The specification introduced persistent connections and pipelining, altering behavior compared to earlier implementations used by CERN httpd and influencing servers like Apache HTTP Server and IIS (Internet Information Services). RFC 2068 standardized cache control mechanisms that impacted caches implemented by Akamai Technologies and the National Center for Supercomputing Applications research. It expanded header fields and status codes building on the work of contributors from W3C and the IETF, affecting content negotiation used by systems at Library of Congress digital archives and media services at BBC and CNN.
Implementations of RFC 2068 included commercial products from Microsoft and Netscape, open-source projects such as Apache HTTP Server and GNU libraries, and academic systems at MIT and Stanford University. Interoperability testing occurred at venues including IETF meetings and events hosted by USENIX, with participation from vendors like Sun Microsystems and Oracle Corporation. The protocol behavior influenced middleware and reverse proxy deployments by companies such as Akamai Technologies and research prototypes at Berkeley Software Distribution labs.
RFC 2068 discussed threats relevant to web interactions that were of concern to practitioners at institutions like CERT Coordination Center and SANS Institute. The specification’s treatment of authentication and privacy informed later work by groups including the Internet Engineering Task Force security area and standards bodies such as IETF TLS Working Group and IETF HTTP Working Group. Operational guidance affected deployments at government entities including U.S. National Institute of Standards and Technology and influenced vendor advisories from Microsoft and Sun Microsystems.

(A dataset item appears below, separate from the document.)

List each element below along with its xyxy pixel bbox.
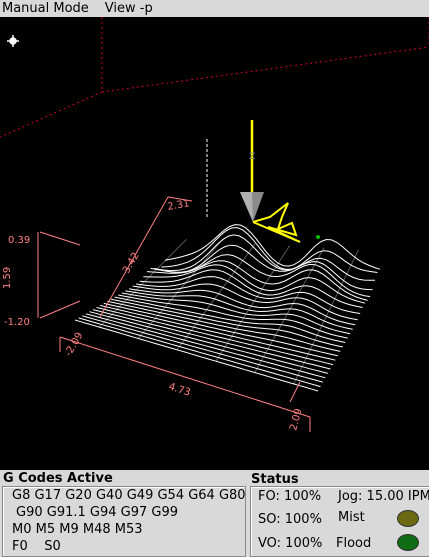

RFC 2068 was widely implemented and debated in communities spanning commercial vendors like Netscape Communications Corporation and Microsoft Corporation, open-source projects such as Apache HTTP Server and Mozilla Foundation, and academic centers at MIT and Stanford University. The specification shaped web architecture discussions at World Wide Web Consortium and technical evolution influenced by contributors affiliated with CERN and the IETF. RFC 2068’s ideas informed content delivery strategies at Akamai Technologies and standards revisions discussed at IETF meetings and technical workshops organized by USENIX.
RFC 2068 was later superseded by subsequent specifications developed within the IETF HTTP Working Group and archived by the Internet Engineering Task Force. Its provisions were revised and clarified in follow-up documents that addressed issues raised by implementers such as Apache Software Foundation and vendors including Microsoft and Netscape Communications Corporation. The deprecation process involved stakeholders from World Wide Web Consortium, academic labs at MIT and Berkeley, and industry participants like Sun Microsystems and Oracle Corporation.